Robert Lowry (1919-1994) would turn 90 today. Don't expect a presidential proclamation in commemoration of this troubled man's legacy. However, we salute the Little Man Press writer/editor for changing the course of Flora's career, and probably for influencing his art. It all began one day in 1938 when the volatile literary turbine accosted Flora on the Art Academy of Cincinnati campus and demanded the undergrad illustrator serve as art director for his fledgling independent press publication.
"I was intrigued by his verve and the wild look in his eyes," recalled Flora in a 1987 autobiographical essay. "Lowry at the time was only seventeen or eighteen but he had been a child prodigy and was enormously talented. We found an immediate rapport, and I slipped into the harness and became co-founder of the Little Man Press."

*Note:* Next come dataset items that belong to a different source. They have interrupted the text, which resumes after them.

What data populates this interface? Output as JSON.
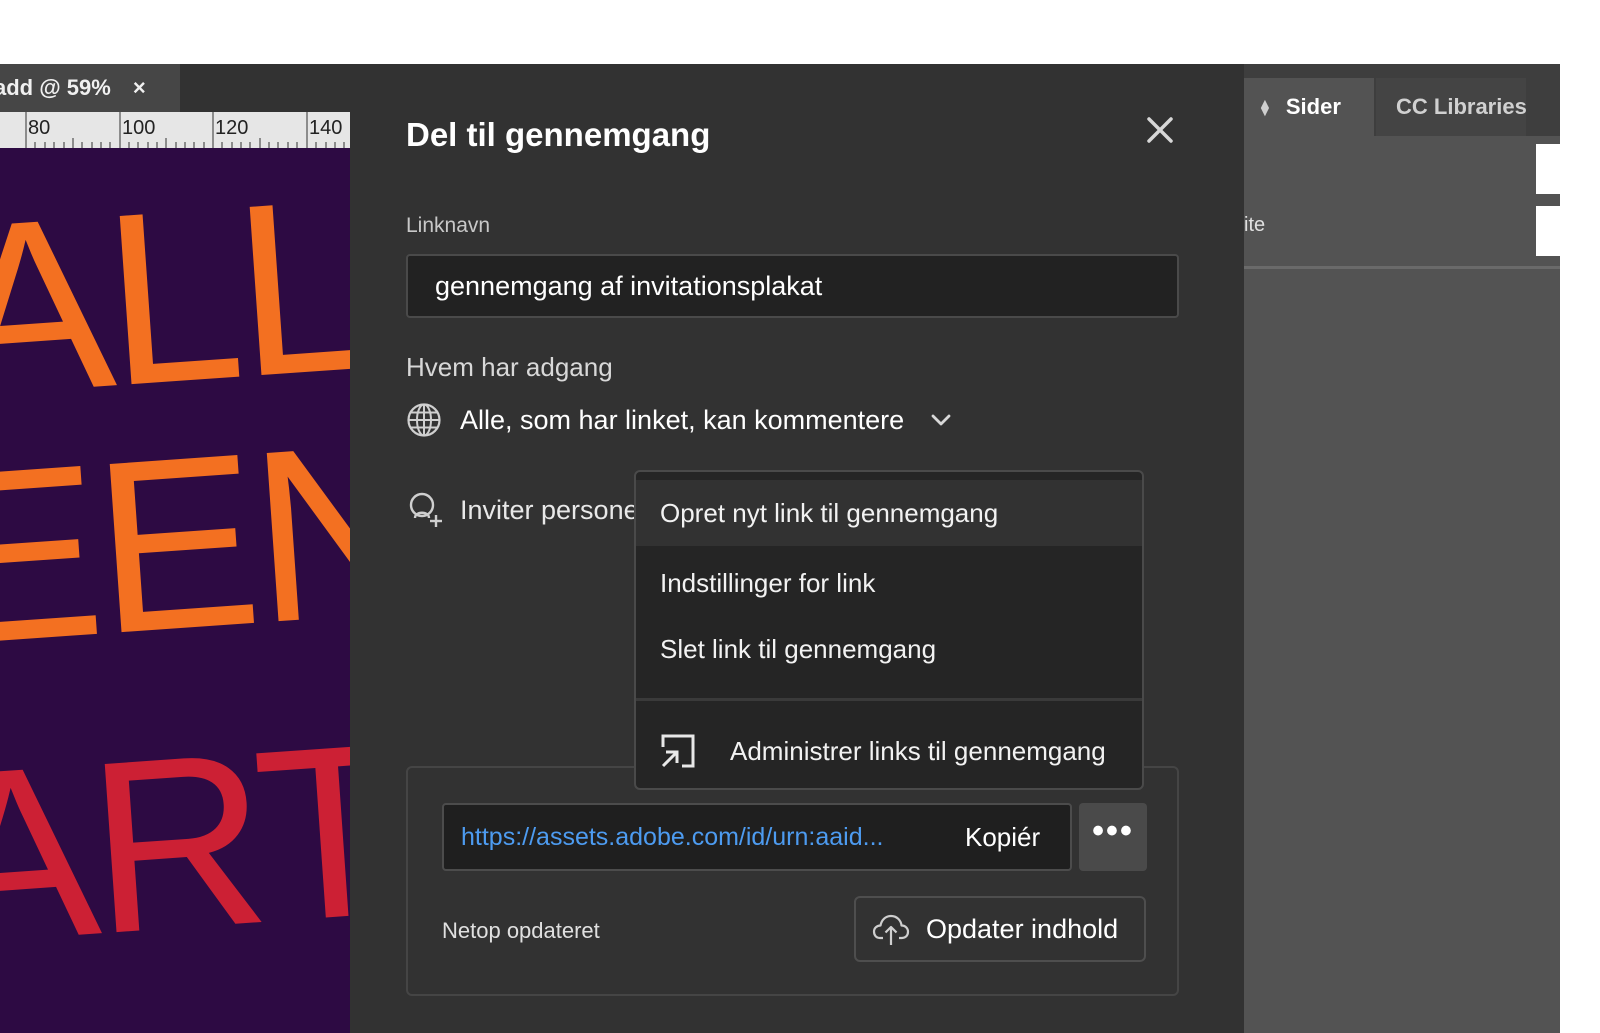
{
  "document": {
    "tab_title": "add @ 59%",
    "tab_close": "×",
    "ruler_labels": [
      "80",
      "100",
      "120",
      "140"
    ],
    "poster_lines": [
      "ALLO",
      "EEN",
      "ARTY"
    ]
  },
  "right_panel": {
    "tab_sider": "Sider",
    "tab_cc_libraries": "CC Libraries",
    "partial_text": "ite"
  },
  "dialog": {
    "title": "Del til gennemgang",
    "link_name_label": "Linknavn",
    "link_name_value": "gennemgang af invitationsplakat",
    "access_label": "Hvem har adgang",
    "access_value": "Alle, som har linket, kan kommentere",
    "invite_label": "Inviter personer",
    "url": "https://assets.adobe.com/id/urn:aaid...",
    "copy_label": "Kopiér",
    "more_label": "•••",
    "status_text": "Netop opdateret",
    "update_button_label": "Opdater indhold"
  },
  "menu": {
    "items": [
      "Opret nyt link til gennemgang",
      "Indstillinger for link",
      "Slet link til gennemgang",
      "Administrer links til gennemgang"
    ]
  },
  "colors": {
    "dialog_bg": "#323232",
    "link_blue": "#4d9bf0",
    "poster_bg": "#2d0a43",
    "poster_orange": "#f37021",
    "poster_red": "#cc2034"
  }
}
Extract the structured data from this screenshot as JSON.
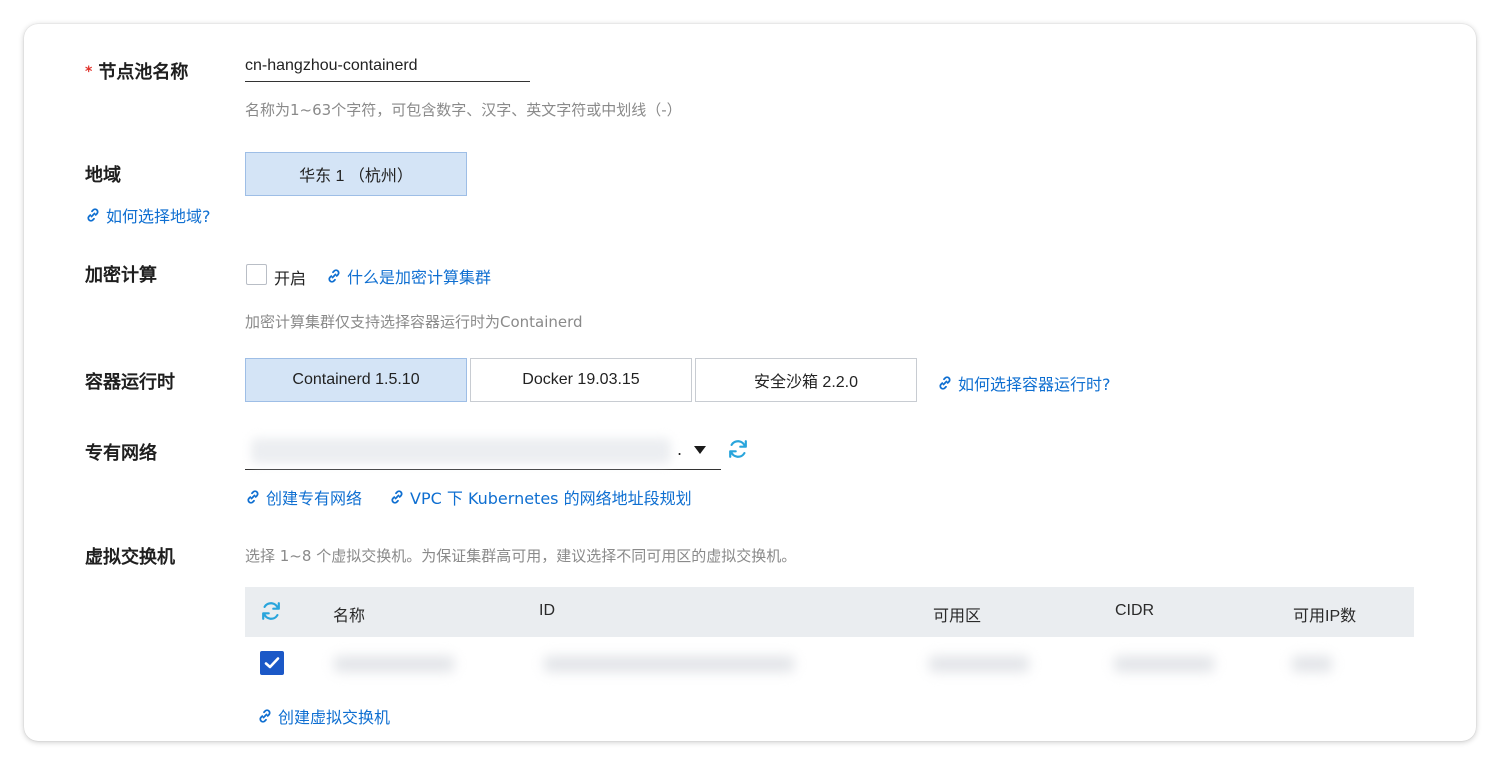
{
  "form": {
    "node_pool_name": {
      "required_mark": "*",
      "label": "节点池名称",
      "value": "cn-hangzhou-containerd",
      "hint": "名称为1~63个字符，可包含数字、汉字、英文字符或中划线（-）"
    },
    "region": {
      "label": "地域",
      "selected": "华东 1 （杭州）",
      "help_link": "如何选择地域?"
    },
    "encrypted_compute": {
      "label": "加密计算",
      "checkbox_label": "开启",
      "checked": false,
      "help_link": "什么是加密计算集群",
      "hint": "加密计算集群仅支持选择容器运行时为Containerd"
    },
    "container_runtime": {
      "label": "容器运行时",
      "options": [
        "Containerd 1.5.10",
        "Docker 19.03.15",
        "安全沙箱 2.2.0"
      ],
      "selected": "Containerd 1.5.10",
      "help_link": "如何选择容器运行时?"
    },
    "vpc": {
      "label": "专有网络",
      "value_suffix": ".",
      "links": [
        "创建专有网络",
        "VPC 下 Kubernetes 的网络地址段规划"
      ]
    },
    "vswitch": {
      "label": "虚拟交换机",
      "hint": "选择 1~8 个虚拟交换机。为保证集群高可用，建议选择不同可用区的虚拟交换机。",
      "table": {
        "columns": [
          "名称",
          "ID",
          "可用区",
          "CIDR",
          "可用IP数"
        ],
        "rows": [
          {
            "checked": true
          }
        ]
      },
      "create_link": "创建虚拟交换机"
    }
  },
  "colors": {
    "accent_link": "#0f6fd1",
    "required": "#e0322a",
    "segment_active_bg": "#d4e4f6",
    "checkbox_checked": "#1b58c7",
    "refresh_icon": "#29a5dc"
  },
  "icons": {
    "link": "link-icon",
    "refresh": "refresh-icon",
    "dropdown": "caret-down-icon",
    "check": "checkmark-icon"
  }
}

"Lowry had no money and I had only a string of zeros," Flora explained, "so we decided to sell subscriptions to our nonexistent magazine. We tackled and browbeat everyone we knew on the campus of the University of Cincinnati. It was backbreaking work but we eventually squeezed $300 out of our subscribers and bought a press."
"We reasoned that the average little man during the depression might not be able to afford a big expensive magazine, so we published each article or story as a separate booklet and supplied a box so that our little man could assemble his own magazine. The box idea was a brainstorm about two centuries ahead of its time and was soon abandoned in order to avoid bankruptcy."
"We had only enough type to set two pages at a time. It was thus necessary to learn to calculate space very accurately. We were forced to set and print the first and last pages of our booklets, then break up the type and set the second and the next to last page and so on, until we met in the middle. If we undercalculated I made an illustration to fill the blank space. We didn't dare overcalculate and never did."
Two-page spread, Murderpie, 1939
"Bob was full of juice, a constant eruption, like a volcano," Flora told Lowry biographer Billie Jeyes. "He was constantly testing me, always pushing me to the limits. One day I was at the art academy, and Bob came to see me because he wanted me to do something. I was very busy at the time, and he kept pushing. So I hit him, in the chest. From then on we were on an even keel."
1 comment:
Thanks for posting this mention of Robert Lowry. It inspired me to finally go out and read a little about him. I had no idea who he was, or what he'd done, outside of his brief association with Flora. Very interesting story, but very unfortunate. Funny how two lives can intersect like that.